A diff is a intermediate operation that will perform a diff between:
The output is the diff data uri report.
The diff may be performed:
The diff operation is also available via the tabul data diff command
| Argument | Default | Description |
|---|---|---|
| data-origin | record | The origin of the data to diff |
| driver-columns | The columns name that drive the diff (Should be set to the unique columns normally). Default to the record id (ie row id, line id) for a data comparison the column name for a data structure comparison |
|
| equality-type | loss | define the equality strictness. Possible values: loss, strict |
| fail | true | If true, the operation fails if the diff shows a change |
| max-change-count | 100 | The maximum number of change allowed before failing |
| report-type | summary | The type of report |
| report-data-uri | See report-data-uri | a template data uri where the diff report should be stored |
| report-density | dense | If sparse, show only the changes in a unified report (known as context in textual data diff) |
| report-diff-columns | status | List of diff columns added to the unified report |
| report-diff-column-prefix | diff_ | A prefix added the diff columns |
| terminal-colors | true if detected | color the output in the terminal |
| target-data-uri | a template data uri that will define and select the target resource to compare (if not set, the comparison is done against an empty set) | |
| target-data-def | The data attributes defined in a data definition format |
The template data uri may be not given as argument. If this is the case, the comparison will except an empty resource.
diff-data-uri is a template data uri that defines the data uri of the accumulator diff report
By default, the diff result is stored in memory.
diff_${input_logical_name}_${target_logical_name}@memory
Note:
If you plan to make a diff on millions of records that may saturate the memory, you should select another connection.
The report-type argument defines the report generated:
| Name | Grain | Accumulator | A record is |
|---|---|---|---|
| summary | resource | No | Yes/No equality report with diff stats |
| unified | record | Yes | input and target record |
An accumulator report is a report that will accumulate the changes. You can set their location with the Diff Data Uri
The data-origin defines the origin of the data to compare.
| Name | Description |
|---|---|
| record (default) | the records of the data resource |
| structure | the structure (column definitions) of the data resource |
| attributes | the scalar data attributes of the data resource |
The driver columns are the columns that drives the comparison process.
For instance, if you compare two resources that have an unique id column,
By default, the driver columns are:
Note: the equality on driver columns is always loose.

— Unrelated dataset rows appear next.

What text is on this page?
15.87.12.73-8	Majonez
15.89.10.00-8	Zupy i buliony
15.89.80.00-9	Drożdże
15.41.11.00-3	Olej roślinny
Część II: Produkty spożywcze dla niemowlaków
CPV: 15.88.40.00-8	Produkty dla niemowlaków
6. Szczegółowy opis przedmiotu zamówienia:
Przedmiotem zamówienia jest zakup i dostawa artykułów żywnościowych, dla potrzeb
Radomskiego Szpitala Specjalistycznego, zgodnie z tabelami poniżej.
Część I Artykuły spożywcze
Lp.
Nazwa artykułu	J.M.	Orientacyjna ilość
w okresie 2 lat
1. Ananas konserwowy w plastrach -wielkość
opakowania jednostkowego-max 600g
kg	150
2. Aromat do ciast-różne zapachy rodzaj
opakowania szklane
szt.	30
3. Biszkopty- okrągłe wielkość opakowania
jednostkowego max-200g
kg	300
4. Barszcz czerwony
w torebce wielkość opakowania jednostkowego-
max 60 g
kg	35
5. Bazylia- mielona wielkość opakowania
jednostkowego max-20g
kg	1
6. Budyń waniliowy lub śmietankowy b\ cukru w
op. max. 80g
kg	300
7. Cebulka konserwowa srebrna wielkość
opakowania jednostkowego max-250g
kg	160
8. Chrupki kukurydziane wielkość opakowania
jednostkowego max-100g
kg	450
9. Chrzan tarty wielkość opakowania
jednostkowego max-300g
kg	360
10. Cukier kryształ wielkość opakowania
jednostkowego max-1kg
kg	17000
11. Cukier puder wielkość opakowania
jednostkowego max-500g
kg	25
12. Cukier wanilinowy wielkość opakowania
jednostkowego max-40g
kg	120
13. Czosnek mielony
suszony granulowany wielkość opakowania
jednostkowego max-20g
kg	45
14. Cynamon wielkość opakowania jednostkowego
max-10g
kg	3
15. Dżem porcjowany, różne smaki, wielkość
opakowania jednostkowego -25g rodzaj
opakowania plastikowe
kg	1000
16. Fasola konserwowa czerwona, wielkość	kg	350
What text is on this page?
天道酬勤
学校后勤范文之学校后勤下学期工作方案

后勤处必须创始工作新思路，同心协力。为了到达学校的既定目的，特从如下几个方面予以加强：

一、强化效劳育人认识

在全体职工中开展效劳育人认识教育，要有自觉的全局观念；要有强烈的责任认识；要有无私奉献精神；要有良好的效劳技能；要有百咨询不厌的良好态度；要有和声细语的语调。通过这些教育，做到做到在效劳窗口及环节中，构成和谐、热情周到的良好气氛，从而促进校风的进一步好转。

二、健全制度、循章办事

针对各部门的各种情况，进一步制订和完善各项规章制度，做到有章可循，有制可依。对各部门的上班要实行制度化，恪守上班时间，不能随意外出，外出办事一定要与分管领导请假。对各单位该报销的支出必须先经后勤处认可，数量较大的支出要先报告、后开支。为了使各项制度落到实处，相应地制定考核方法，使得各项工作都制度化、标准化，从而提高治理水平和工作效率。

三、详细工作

Why? If this not the case, the diff would report a added and deleted record change because the record identifier would not match and it will be difficult to spot it. With a loose equality,
The equality-type defines the strictness of the equality about the data type
Note: in a strict equality, if the data type of the driver column are not the same, the string version is used to determine the order of the diff.
If true, the following terminal colors escape sequences are applied:
An unified report has the following structure (columns):
The status column gives a short description of the change.
The format is:
(+|-)n (n)
where:
An empty status means no change.
Example:
value modification without driver_columns,
status color
------ -----
+1 (2) blue
-1 (2) red
where:
With the report-diff-columns, you can add any of the following columns:
| Name | Description |
|---|---|
| change_id | change identifier The third change would have the number 3) The last number on the report would show the total number of change found. |
| colors | A color definition for the print operation |
| id | a report sequence identifier to locate the report records |
| origin | the origin of the record * Source means that the record comes from the source * Target means that record comes from the target * Blank means that the record is the same in the source and in the target |
| origin_id | the record id of the input or target origin (row id, line id, …) |
| status | The type of change |
With the report-diff-column-prefix, you can change the prefix added to the name.
A summary report is a report with one line that contains the following columns:
| Name | Type | Description |
|---|---|---|
| from | varchar | the input data uri (also known as the original, source or left resource) |
| to | varchar | the target data uri (also known as the new, target or right resource) |
| equals | boolean | the equality result (yes/no) |
| record_count | long | the number of record compared |
| change_count | long | the number of record changed A record deletion, addition or update count towards 1 change |
In case of multiple input/target, you can aggregate the summary report with the concat operation.